Mr Fischer has been chosen to lead a non-partisan cabinet by the main opposition party and the three centre-right parties that comprised the outgoing government. That coalition was toppled in a parliamentary no-confidence vote last month.
The government’s defeat undermined confidence in Prague’s leadership of the EU during its term as president, which ends on June 30th. It also cast doubt on the fate of the bloc’s Lisbon Treaty, which is yet to be ratified by the largely Eurosceptic upper house of the Czech legislature. All EU members must approve the treaty for it to come into force.
The senate is due to debate the treaty in the coming weeks.
Several Czech politicians and analysts had feared that Mr Klaus – one of the document’s strongest critics – would appoint a like-minded premier to further hamper its progress through parliament.
Mr Klaus indicated yesterday that he would support Mr Fischer’s candidacy, however.
“In principle I am satisfied with this agreement. I think he [Fischer] is a considerate man, who never had any radical political orientation.” He added that he had also reassured European Commission president José Manuel Barroso about Prague’s handling of the EU presidency.
“I assured him that, without doubt, we will manage it,” Mr Klaus said.
Many Czechs were surprised at the speed with which rival political parties struck a deal to support a non-aligned cabinet led by Mr Fischer and to hold a general election in early October, some nine months ahead of schedule.

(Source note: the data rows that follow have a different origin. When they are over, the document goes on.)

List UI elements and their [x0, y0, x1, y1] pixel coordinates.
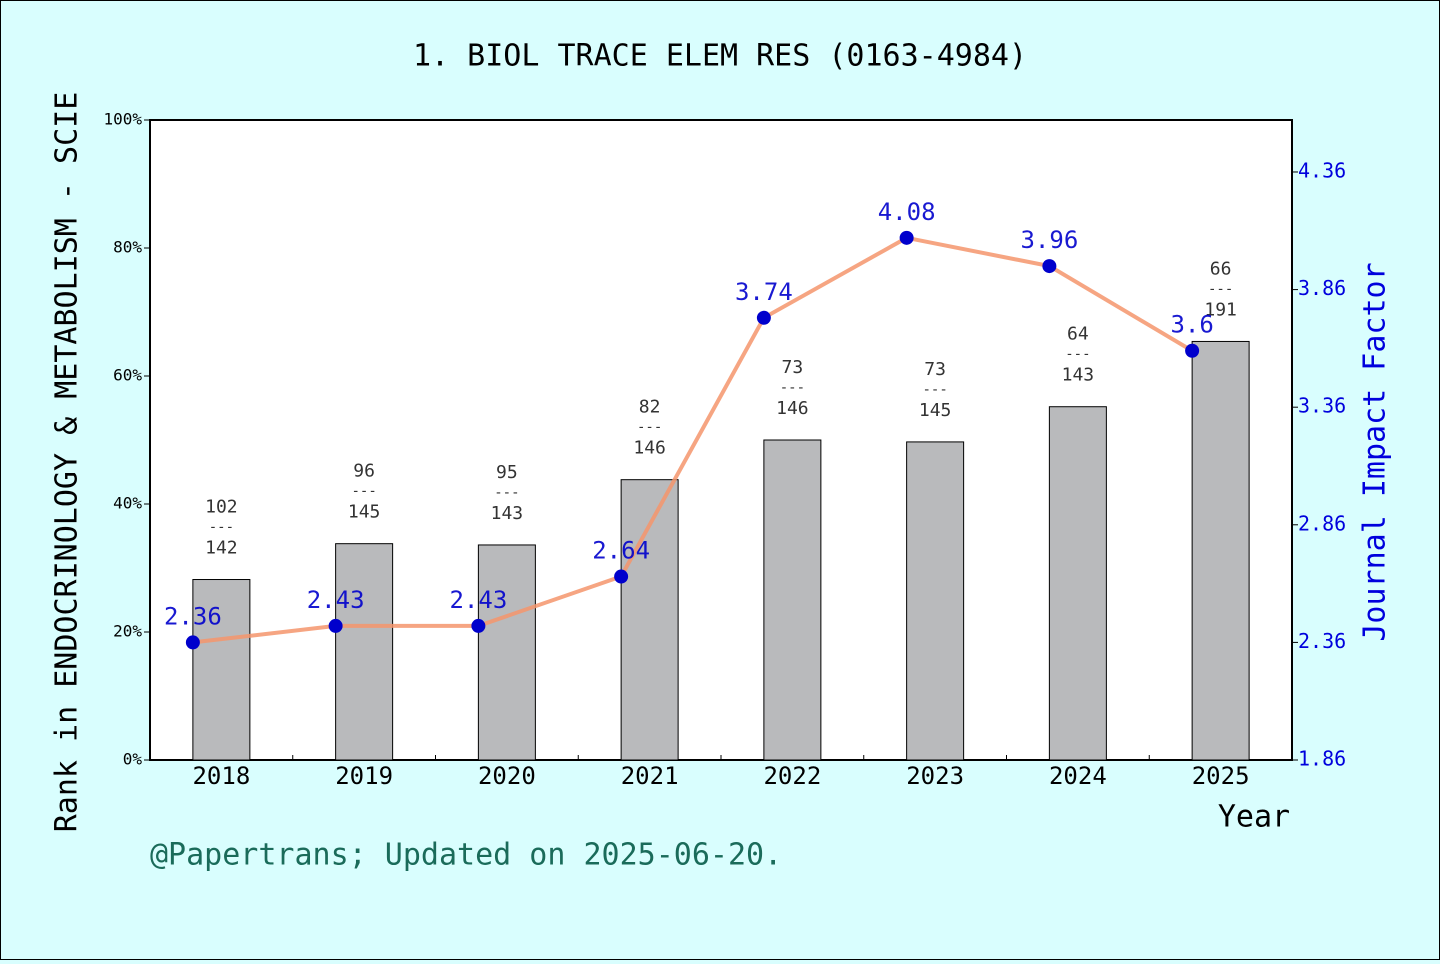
y-tick-label: 20%	[113, 622, 142, 641]
footer: @Papertrans; Updated on 2025-06-20.	[150, 838, 782, 873]
x-axis-title: Year	[1218, 800, 1290, 835]
y-axis-title: Rank in ENDOCRINOLOGY & METABOLISM - SCI…	[50, 92, 85, 833]
x-tick-label: 2021	[621, 762, 679, 790]
if-point	[185, 635, 200, 650]
y-tick-label: 60%	[113, 366, 142, 385]
rank-label: 102	[205, 497, 238, 518]
total-label: 142	[205, 538, 238, 559]
rank-label: 73	[782, 357, 804, 378]
y2-tick-label: 2.86	[1298, 511, 1346, 535]
bar	[906, 441, 965, 761]
y-tick-label: 0%	[123, 750, 143, 769]
if-point	[899, 230, 914, 245]
y-tick-label: 40%	[113, 494, 142, 513]
if-value-label: 2.43	[307, 586, 365, 614]
x-tick-label: 2025	[1192, 762, 1250, 790]
rank-label: 95	[496, 462, 518, 483]
x-tick-label: 2020	[478, 762, 536, 790]
y2-tick-label: 2.36	[1298, 629, 1346, 653]
if-value-label: 2.64	[592, 537, 650, 565]
total-label: 146	[633, 438, 666, 459]
y2-axis-title: Journal Impact Factor	[1358, 262, 1393, 641]
if-value-label: 3.74	[735, 278, 793, 306]
y2-tick-label: 3.36	[1298, 394, 1346, 418]
rank-label: 82	[639, 397, 661, 418]
if-point	[1185, 343, 1200, 358]
if-value-label: 3.6	[1170, 311, 1213, 339]
rank-separator: ---	[637, 420, 662, 436]
if-value-label: 2.43	[449, 586, 507, 614]
if-point	[614, 569, 629, 584]
total-label: 191	[1204, 299, 1237, 320]
total-label: 145	[919, 400, 952, 421]
total-label: 146	[776, 398, 809, 419]
plot-area	[149, 119, 1293, 761]
if-line	[192, 235, 1194, 645]
if-point	[1042, 259, 1057, 274]
rank-separator: ---	[494, 485, 519, 501]
if-value-label: 2.36	[164, 602, 222, 630]
x-tick-label: 2023	[906, 762, 964, 790]
if-point	[328, 618, 343, 633]
total-label: 143	[491, 503, 524, 524]
if-value-label: 3.96	[1020, 226, 1078, 254]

“Significant progress has been made,” said Pavel Sobisek, an economist at UniCredit Bank in Prague. “This was facilitated by the common interest to all the parties to prevent the president playing his own cards.”
Mr Fischer (58), whose government would take power on May 9th, insisted that he had no political ambitions and sought only to guide the Czech Republic through its EU presidency and to the October elections, while mitigating the damage of the economic downturn.
“I take it as a five-month service, nothing else,” he said, adding that he planned to lead “a government not of visions, but of continuity”.